Dr. Siegall first became interested in cancer research at a fairly young age. While still in college, he had a family member that went through a period of chemotherapy as result of developing a rare form of cancer. What caught Dr. Siegall’s attention wasn’t so much the cancer itself, but the treatment regimen, specifically its total brutality. The family member was sick all the time and could barely function. At one point, they nearly died, not as a result of the cancer itself but as a result of developing anemia secondary to the poisonous chemotherapy that was being pumped through their veins.
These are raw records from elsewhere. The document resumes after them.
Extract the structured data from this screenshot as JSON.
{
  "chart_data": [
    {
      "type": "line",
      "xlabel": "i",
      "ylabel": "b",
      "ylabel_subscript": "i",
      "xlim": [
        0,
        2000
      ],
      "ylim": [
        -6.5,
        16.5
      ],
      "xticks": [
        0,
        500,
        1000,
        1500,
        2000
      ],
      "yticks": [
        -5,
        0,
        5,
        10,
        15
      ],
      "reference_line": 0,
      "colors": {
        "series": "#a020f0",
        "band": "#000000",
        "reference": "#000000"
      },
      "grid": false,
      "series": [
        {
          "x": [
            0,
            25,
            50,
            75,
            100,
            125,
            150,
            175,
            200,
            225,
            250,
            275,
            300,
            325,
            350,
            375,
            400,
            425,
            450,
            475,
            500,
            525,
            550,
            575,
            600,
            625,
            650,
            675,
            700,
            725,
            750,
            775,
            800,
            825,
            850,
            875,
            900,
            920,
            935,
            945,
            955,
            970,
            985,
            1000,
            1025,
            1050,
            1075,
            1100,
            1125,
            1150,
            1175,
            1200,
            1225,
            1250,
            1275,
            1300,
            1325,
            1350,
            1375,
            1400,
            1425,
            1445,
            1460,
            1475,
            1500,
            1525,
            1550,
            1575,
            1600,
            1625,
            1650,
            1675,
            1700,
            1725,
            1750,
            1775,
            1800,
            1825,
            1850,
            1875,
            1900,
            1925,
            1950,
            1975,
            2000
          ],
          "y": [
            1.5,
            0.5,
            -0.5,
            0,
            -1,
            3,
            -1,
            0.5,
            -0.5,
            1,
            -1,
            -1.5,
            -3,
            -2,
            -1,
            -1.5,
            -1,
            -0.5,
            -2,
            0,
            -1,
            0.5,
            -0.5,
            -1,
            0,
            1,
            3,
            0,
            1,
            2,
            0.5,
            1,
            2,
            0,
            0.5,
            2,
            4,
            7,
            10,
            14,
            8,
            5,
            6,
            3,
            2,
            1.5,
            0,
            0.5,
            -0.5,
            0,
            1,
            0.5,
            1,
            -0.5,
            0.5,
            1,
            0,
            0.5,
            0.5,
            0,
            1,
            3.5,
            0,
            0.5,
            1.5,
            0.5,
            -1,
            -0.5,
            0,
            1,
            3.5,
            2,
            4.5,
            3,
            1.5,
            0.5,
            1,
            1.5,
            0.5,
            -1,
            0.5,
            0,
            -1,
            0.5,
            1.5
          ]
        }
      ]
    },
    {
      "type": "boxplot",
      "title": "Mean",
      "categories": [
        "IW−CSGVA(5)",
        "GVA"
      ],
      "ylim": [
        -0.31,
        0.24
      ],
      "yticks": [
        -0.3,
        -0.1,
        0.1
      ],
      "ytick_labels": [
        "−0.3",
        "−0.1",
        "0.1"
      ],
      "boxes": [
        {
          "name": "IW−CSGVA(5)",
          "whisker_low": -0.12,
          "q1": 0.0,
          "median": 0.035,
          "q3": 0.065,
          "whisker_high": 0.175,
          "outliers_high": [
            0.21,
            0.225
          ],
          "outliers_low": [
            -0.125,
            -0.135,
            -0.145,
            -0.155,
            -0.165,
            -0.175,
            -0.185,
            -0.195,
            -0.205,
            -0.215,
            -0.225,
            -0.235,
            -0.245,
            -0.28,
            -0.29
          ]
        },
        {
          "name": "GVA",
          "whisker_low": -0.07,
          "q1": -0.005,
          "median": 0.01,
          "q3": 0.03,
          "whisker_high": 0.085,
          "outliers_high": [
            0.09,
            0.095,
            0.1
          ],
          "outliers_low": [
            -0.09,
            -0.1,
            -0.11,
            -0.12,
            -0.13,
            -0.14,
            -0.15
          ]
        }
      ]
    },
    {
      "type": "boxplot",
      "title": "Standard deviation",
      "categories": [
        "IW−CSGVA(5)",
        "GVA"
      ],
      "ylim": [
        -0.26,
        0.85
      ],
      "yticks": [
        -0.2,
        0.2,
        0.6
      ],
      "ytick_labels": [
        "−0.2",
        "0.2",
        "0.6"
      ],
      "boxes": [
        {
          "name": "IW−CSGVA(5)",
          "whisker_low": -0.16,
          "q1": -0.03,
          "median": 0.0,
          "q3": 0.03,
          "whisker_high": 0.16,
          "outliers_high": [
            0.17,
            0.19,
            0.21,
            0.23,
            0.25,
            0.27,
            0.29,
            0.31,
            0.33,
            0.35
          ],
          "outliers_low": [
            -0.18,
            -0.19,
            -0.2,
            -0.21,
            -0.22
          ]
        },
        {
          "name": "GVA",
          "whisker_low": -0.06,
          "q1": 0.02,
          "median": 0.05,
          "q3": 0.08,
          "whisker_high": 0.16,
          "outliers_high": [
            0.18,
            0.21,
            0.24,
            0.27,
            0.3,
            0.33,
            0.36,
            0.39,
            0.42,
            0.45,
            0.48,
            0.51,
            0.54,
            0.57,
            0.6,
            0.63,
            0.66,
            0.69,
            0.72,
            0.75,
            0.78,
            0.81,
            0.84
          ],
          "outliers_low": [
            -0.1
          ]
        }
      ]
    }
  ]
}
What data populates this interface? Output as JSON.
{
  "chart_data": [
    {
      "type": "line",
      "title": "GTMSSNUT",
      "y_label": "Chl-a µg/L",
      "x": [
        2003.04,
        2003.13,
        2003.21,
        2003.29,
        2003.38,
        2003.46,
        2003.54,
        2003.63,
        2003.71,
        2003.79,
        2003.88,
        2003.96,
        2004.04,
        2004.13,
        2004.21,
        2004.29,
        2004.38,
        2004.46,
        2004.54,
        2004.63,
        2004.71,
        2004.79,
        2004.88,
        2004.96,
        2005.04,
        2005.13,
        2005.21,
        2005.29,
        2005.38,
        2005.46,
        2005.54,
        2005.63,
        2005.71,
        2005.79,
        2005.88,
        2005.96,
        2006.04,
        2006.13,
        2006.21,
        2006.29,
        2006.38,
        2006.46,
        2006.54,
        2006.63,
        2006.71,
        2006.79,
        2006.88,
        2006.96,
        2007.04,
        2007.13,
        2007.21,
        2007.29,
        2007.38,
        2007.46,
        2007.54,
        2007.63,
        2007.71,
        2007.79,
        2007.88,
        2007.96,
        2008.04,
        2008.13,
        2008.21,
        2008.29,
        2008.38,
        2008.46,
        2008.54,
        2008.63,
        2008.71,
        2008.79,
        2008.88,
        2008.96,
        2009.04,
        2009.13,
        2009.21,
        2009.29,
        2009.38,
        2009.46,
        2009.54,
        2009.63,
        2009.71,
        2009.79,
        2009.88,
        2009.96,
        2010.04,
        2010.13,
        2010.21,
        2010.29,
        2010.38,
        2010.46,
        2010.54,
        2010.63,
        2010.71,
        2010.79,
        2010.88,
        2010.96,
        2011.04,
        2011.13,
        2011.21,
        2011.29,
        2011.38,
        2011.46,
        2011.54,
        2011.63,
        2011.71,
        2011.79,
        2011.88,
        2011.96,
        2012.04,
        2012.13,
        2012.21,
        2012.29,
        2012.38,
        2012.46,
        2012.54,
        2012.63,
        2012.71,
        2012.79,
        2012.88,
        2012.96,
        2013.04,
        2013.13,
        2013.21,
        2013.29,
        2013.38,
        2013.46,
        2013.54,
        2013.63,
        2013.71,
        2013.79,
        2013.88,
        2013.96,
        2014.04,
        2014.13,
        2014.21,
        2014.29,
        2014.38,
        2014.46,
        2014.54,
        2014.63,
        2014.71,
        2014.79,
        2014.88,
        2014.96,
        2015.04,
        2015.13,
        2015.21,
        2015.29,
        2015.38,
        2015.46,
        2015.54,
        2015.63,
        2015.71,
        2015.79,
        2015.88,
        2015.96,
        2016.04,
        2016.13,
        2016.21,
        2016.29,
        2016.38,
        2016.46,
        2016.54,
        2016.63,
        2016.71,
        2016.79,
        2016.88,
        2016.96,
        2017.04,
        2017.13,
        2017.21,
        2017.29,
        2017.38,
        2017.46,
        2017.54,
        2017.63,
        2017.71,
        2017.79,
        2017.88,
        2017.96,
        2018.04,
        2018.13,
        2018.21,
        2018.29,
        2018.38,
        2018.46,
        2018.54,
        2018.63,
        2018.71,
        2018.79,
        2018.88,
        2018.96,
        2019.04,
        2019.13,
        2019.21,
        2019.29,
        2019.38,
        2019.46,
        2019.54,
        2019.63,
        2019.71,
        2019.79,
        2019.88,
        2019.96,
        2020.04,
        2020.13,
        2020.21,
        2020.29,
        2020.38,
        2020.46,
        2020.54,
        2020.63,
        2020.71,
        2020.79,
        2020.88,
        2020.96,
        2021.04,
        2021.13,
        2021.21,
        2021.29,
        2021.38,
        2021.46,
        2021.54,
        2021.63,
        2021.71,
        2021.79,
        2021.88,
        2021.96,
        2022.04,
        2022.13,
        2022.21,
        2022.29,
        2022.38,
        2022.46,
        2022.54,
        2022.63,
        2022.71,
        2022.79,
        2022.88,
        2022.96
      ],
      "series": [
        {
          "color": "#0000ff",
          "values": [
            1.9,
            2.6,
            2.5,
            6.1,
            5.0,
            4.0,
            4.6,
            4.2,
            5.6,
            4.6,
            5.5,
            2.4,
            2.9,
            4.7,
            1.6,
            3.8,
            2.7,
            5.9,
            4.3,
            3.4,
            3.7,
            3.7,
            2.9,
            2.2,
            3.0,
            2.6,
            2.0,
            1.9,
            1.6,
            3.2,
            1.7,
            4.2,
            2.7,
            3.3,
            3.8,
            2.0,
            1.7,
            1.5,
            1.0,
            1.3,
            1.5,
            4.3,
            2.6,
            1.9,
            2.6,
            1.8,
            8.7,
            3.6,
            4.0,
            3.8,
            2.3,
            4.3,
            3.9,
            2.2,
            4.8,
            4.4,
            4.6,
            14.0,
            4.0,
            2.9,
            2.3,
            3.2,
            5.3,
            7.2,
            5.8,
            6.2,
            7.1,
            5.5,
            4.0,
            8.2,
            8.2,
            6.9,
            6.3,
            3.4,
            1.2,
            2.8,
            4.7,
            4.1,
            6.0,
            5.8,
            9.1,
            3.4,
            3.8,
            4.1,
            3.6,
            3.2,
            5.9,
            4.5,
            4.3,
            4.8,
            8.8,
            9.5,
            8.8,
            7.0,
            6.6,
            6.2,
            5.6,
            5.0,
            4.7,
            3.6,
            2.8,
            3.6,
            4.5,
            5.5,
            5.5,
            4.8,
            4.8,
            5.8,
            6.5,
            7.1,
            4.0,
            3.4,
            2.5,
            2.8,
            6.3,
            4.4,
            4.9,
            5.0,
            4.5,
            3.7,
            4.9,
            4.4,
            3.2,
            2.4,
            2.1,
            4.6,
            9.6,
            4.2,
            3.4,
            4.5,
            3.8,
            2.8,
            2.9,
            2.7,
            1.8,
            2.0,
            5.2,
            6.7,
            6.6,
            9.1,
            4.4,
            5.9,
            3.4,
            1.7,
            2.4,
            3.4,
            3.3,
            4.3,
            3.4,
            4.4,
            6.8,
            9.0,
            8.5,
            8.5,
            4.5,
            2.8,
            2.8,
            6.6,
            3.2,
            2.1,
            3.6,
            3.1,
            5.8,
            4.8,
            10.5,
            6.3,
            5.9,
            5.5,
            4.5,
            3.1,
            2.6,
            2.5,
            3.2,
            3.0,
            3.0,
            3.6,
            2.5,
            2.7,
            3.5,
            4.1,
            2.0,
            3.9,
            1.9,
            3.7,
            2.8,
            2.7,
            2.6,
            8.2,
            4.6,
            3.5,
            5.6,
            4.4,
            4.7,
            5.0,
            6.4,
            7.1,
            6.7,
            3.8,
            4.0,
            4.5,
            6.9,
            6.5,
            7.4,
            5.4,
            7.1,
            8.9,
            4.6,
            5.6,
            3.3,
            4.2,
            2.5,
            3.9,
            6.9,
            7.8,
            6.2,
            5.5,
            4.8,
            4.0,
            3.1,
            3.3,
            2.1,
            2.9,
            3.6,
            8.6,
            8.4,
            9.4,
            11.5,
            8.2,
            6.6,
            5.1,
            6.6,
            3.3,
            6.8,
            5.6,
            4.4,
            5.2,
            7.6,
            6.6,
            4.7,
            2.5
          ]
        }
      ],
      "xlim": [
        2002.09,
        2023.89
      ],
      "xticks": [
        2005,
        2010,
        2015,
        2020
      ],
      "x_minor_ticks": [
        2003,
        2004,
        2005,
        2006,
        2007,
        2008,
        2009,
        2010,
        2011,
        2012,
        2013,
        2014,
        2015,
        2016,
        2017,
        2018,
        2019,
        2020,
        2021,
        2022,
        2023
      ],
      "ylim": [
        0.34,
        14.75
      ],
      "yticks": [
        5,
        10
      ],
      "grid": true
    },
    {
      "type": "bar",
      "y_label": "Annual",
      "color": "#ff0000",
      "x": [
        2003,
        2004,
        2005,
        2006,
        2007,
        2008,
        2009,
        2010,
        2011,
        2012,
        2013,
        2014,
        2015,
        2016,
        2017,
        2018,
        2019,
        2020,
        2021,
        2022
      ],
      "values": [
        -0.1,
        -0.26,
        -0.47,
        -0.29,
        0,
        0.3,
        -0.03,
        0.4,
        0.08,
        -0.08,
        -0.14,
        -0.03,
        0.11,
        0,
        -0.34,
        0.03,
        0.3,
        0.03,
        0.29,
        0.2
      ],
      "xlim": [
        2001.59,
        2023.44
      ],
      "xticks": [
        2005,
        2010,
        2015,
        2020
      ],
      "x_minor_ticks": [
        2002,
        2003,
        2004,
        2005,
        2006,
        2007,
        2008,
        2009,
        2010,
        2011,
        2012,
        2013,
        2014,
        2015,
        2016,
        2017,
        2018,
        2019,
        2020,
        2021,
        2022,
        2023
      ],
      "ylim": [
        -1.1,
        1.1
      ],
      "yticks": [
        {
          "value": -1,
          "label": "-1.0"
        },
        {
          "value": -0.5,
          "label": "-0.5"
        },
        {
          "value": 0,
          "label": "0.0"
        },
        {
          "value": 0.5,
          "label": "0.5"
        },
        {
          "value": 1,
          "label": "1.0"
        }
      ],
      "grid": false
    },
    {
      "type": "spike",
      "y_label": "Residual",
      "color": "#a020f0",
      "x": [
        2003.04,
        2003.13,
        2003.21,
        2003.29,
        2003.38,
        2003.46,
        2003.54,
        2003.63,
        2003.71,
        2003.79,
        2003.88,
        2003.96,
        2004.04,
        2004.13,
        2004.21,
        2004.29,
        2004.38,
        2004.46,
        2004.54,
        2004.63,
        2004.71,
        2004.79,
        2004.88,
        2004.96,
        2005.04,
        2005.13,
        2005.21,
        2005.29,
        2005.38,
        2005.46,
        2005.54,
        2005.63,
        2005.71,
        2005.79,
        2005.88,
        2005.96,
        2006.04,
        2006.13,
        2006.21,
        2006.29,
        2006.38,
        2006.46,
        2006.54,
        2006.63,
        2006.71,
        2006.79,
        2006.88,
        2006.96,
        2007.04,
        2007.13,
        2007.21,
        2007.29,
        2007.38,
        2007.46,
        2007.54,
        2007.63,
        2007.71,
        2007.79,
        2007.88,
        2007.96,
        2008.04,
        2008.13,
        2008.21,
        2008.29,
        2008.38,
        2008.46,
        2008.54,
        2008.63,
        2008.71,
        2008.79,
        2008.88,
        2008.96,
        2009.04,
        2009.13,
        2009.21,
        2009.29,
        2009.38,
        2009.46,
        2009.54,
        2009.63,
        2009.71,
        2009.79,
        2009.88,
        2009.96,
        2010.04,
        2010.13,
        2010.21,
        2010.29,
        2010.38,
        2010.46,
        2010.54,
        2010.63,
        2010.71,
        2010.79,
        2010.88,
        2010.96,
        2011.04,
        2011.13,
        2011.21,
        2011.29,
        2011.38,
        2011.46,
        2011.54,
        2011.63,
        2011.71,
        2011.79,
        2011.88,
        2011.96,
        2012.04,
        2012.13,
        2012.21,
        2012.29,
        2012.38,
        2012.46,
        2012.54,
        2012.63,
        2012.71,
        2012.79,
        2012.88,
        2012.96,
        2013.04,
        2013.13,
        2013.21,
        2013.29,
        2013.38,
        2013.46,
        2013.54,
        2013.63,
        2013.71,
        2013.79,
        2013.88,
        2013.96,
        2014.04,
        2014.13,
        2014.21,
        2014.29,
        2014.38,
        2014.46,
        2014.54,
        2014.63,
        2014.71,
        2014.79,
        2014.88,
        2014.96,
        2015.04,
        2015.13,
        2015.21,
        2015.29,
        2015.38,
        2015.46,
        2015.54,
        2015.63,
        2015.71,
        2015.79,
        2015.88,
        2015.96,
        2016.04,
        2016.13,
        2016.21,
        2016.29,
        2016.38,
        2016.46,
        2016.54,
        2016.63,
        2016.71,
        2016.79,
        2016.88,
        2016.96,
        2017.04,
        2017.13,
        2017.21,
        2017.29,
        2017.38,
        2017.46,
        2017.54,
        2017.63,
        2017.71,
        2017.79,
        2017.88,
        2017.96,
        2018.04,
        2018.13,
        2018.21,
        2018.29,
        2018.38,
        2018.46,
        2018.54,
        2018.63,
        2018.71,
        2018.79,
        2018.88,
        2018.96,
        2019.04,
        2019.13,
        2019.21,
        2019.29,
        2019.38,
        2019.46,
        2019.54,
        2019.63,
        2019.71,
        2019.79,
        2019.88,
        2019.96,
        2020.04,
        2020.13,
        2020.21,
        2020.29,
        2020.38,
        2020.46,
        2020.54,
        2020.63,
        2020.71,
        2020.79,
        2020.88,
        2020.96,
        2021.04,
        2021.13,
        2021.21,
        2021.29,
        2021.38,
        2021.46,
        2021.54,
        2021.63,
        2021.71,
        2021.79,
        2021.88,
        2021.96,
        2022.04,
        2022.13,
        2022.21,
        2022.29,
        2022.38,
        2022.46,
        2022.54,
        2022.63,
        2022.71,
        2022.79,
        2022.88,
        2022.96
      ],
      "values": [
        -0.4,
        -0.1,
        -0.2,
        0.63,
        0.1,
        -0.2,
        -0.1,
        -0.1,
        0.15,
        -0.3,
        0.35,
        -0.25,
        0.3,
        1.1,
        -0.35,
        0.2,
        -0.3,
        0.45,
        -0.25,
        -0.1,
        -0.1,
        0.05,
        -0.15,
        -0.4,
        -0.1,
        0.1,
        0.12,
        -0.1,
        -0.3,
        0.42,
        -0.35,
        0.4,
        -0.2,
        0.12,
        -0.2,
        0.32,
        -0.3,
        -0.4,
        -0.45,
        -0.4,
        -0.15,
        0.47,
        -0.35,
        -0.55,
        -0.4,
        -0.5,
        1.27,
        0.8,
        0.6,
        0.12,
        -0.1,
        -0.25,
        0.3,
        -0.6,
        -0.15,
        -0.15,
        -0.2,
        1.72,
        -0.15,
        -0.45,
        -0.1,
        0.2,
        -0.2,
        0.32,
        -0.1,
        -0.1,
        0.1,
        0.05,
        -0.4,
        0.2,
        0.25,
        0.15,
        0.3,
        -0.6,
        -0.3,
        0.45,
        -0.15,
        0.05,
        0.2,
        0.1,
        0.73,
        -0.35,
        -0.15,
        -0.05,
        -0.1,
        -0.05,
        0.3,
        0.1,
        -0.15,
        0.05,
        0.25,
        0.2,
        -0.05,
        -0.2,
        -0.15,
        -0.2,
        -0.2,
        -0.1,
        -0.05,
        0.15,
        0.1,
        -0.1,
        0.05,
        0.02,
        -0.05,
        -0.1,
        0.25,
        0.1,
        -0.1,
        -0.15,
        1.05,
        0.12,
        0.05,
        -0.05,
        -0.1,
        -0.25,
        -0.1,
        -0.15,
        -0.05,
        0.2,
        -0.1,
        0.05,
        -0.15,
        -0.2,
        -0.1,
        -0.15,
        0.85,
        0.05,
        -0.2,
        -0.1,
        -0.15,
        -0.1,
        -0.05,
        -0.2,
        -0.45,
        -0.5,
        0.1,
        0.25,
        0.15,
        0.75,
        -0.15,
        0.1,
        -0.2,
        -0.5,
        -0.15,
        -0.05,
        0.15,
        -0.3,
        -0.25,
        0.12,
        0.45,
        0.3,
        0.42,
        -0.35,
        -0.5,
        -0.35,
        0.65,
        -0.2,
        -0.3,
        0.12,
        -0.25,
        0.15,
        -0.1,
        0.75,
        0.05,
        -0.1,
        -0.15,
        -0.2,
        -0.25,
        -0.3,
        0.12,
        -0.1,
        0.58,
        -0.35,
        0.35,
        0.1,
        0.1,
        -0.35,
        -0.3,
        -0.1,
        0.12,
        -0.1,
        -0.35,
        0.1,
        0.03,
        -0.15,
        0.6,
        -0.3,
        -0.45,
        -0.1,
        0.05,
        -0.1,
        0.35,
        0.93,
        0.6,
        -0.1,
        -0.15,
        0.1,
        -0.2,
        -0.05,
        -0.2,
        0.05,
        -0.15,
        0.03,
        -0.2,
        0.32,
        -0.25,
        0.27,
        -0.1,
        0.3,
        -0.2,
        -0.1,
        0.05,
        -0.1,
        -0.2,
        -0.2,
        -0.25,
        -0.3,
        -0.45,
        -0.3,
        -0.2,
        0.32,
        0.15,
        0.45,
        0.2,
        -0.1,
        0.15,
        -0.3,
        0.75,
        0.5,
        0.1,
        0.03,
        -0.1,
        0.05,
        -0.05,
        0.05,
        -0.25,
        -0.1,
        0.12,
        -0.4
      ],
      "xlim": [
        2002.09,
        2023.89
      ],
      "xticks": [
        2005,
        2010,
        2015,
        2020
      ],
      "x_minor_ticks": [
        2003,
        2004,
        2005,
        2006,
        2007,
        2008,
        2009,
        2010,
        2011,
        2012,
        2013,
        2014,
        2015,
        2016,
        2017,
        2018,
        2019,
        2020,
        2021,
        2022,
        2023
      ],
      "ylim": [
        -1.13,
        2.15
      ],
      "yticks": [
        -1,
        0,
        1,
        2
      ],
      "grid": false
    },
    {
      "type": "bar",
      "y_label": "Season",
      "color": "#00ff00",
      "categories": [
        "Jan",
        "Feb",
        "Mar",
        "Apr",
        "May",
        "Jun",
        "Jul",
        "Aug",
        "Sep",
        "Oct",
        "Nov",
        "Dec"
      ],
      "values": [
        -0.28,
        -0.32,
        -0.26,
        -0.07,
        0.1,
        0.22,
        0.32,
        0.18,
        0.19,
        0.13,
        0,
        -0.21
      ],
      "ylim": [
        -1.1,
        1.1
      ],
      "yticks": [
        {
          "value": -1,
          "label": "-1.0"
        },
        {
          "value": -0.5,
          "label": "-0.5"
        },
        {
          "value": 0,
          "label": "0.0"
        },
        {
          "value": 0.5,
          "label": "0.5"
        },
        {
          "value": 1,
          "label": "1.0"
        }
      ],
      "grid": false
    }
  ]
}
This made Dr. Siegall realize that there must be a better way than the current regimens of cancer treatment. Between the outright poison of chemotherapy and the radical surgeries, including amputations, that were then used for the treatment of many forms of cancer, Dr. Siegall knew that there must be a way to restore the sick patients to health that didn’t involve the permanent maiming and scarring that the treatments in the mid-80s often entailed.
He went on to receive a MS from the University of Maryland in biology, and then a PhD in genetics from George Washington University. After successfully completing graduate school, he was hired by the national cancer institute as a junior researcher. There he worked on a number of exciting new drugs, including a category that is broadly known as targeted cancer therapies. These drugs seek to identify and destroy the tumor without systemically releasing large amounts of poisonous chemotherapy into the body.
After a stint with the national cancer institute, Dr. Siegall was recruited by Bristol-Myers Squibb as a senior researcher. It was there that he first began working on the completely novel form of targeted cancer therapy called antibody drug conjugates.